Criminal gangs see illicit cigarettes as another way to make money, Fournier said.

“What’s contraband tobacco to organized crime? It’s low risk, high profit, and the most important, it’s just another commodity. They don’t care what the commodity is. If you can make money off any commodity and there’s a poor regulatory environmen­t, high tax, high demand for the product, and poor enforcemen­t, they would jump into that commodity and make a business of it.”

Illicit cigarette sales in B.C. have taken off in recent years, but “it’s always been here,” said Bell. “There has to be a happy balance between taxation, the desire and the savings with illegal tobacco. Taxation doesn’t always mean people are going to stop smoking. People will find something.”

So how can you tell contraband smokes from legal ones?

Colourful packaging is one giveaway, said Fournier. Tobacco companies are required to use plain packaging.

Cigarette packs are supposed to have excise tax stamps. Most illegal ones don’t.

Legal manufactur­ers are regulated and their factories are spotless. Not so for the illegal factories.

“We’ve sent them for analysis. We’ve found mice feces, spider mites, pieces of woods, loads of dust bunnies,” said Bell. “There’s no quality control.”

Legal cigarettes are required to self extinguish when not in use.

“None of the contraband tobacco products have that safety feature,” Fournier said.

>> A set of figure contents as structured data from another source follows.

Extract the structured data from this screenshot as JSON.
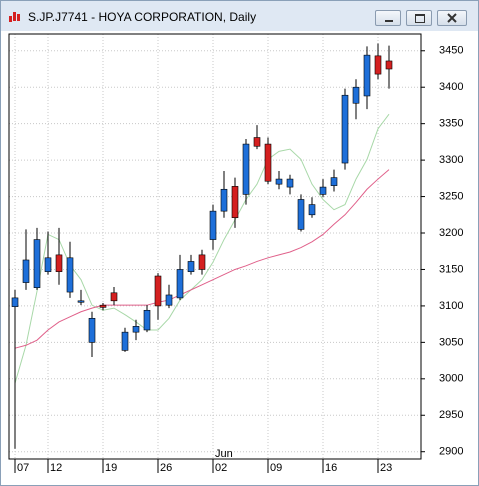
{
  "chart_data": {
    "type": "candlestick",
    "title": "S.JP.J7741 - HOYA CORPORATION, Daily",
    "categories": [
      "07",
      null,
      null,
      "12",
      null,
      null,
      null,
      null,
      "19",
      null,
      null,
      null,
      null,
      "26",
      null,
      null,
      null,
      null,
      "02",
      null,
      null,
      null,
      null,
      "09",
      null,
      null,
      null,
      null,
      "16",
      null,
      null,
      null,
      null,
      "23",
      null
    ],
    "month_label": "Jun",
    "month_start": 18,
    "open": [
      3099,
      3132,
      3125,
      3147,
      3170,
      3119,
      3105,
      3050,
      3101,
      3118,
      3039,
      3064,
      3067,
      3141,
      3101,
      3111,
      3147,
      3170,
      3191,
      3230,
      3264,
      3253,
      3331,
      3322,
      3267,
      3263,
      3205,
      3225,
      3253,
      3265,
      3296,
      3378,
      3388,
      3443,
      3436
    ],
    "high": [
      3122,
      3205,
      3207,
      3202,
      3207,
      3188,
      3122,
      3092,
      3104,
      3126,
      3070,
      3081,
      3101,
      3145,
      3129,
      3170,
      3170,
      3177,
      3239,
      3285,
      3276,
      3329,
      3348,
      3331,
      3285,
      3280,
      3253,
      3249,
      3274,
      3287,
      3398,
      3411,
      3456,
      3460,
      3457
    ],
    "low": [
      2904,
      3122,
      3122,
      3143,
      3129,
      3111,
      3101,
      3030,
      3094,
      3101,
      3037,
      3053,
      3064,
      3081,
      3097,
      3108,
      3143,
      3143,
      3177,
      3221,
      3207,
      3239,
      3315,
      3267,
      3260,
      3253,
      3202,
      3221,
      3249,
      3257,
      3287,
      3356,
      3370,
      3411,
      3398
    ],
    "close": [
      3111,
      3163,
      3191,
      3166,
      3147,
      3166,
      3107,
      3083,
      3098,
      3107,
      3064,
      3072,
      3094,
      3100,
      3115,
      3150,
      3161,
      3150,
      3230,
      3260,
      3221,
      3322,
      3319,
      3271,
      3274,
      3274,
      3246,
      3239,
      3263,
      3276,
      3389,
      3400,
      3444,
      3418,
      3425
    ],
    "up_color": "#1e6fd9",
    "down_color": "#d42020",
    "lines": [
      {
        "color": "#a8d8a8",
        "values": [
          2994,
          3046,
          3120,
          3198,
          3191,
          3156,
          3136,
          3101,
          3094,
          3097,
          3088,
          3078,
          3067,
          3067,
          3083,
          3108,
          3122,
          3136,
          3160,
          3191,
          3218,
          3246,
          3267,
          3301,
          3312,
          3315,
          3301,
          3267,
          3246,
          3232,
          3239,
          3274,
          3301,
          3343,
          3363
        ]
      },
      {
        "color": "#e0608a",
        "values": [
          3042,
          3046,
          3053,
          3067,
          3078,
          3085,
          3092,
          3097,
          3101,
          3101,
          3101,
          3101,
          3101,
          3105,
          3108,
          3115,
          3122,
          3129,
          3136,
          3143,
          3150,
          3155,
          3161,
          3166,
          3170,
          3174,
          3180,
          3188,
          3198,
          3212,
          3225,
          3242,
          3260,
          3274,
          3287
        ]
      }
    ],
    "ylim": [
      2890,
      3473
    ],
    "yticks": [
      2900,
      2950,
      3000,
      3050,
      3100,
      3150,
      3200,
      3250,
      3300,
      3350,
      3400,
      3450
    ],
    "grid": true
  }
}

The speakers cited a 2018 study by the London, Ont., fire department that found contraband cigarettes, without the self-extinguish­ing features, were connected to recent house fires.

Contraband cigarettes may also be more addictive.

“The nicotine content in an illegal cigarette in some cases will be twice the limit that is allowed by law,” said Bell.

The RB&H investigat­ors report all posts selling illegal cigarettes to website operators. It works, but it’s a game of whack-a-mole, Fournier admitted.

“We flag every post. Everything we flag on these social media platforms is taken out within minutes sometimes.”

Online sales are increasing. And if Ottawa bans flavoured vapes, they too will move to the illicit online market, he said.

Illicit manufactur­ers smuggle in tobacco from North Carolina, make the cigarettes in Ontario and ship them across Canada.

“When it comes here to B.C., it’s the finished product,” said Fournier.

Often, manufactur­ing is done on First Nation land, but Fournier said this is not a First Nation issue.

“It is first and foremost an organized crime issue. Organized criminal elements use some First Nation territorie­s to facilitate the commission of their crimes.”

Indigenous police do best they can, he said.

Illegal sales are difficult to measure, but tobacco companies can tell it’s hurting their business, Fournier said.

Statistics are kept on how many Canadians smoke, how many don’t and how many quit.

Sales are dropping faster than people are quitting.

“It’s quite a dramatic loss,” said Fournier.

The ex-cops weren’t defending smoking.

“We know cigarettes are bad,” said Bell. “And everybody wants everyone to stop smoking. We’ve made a commitment in the company, in 2035 — smoke free.”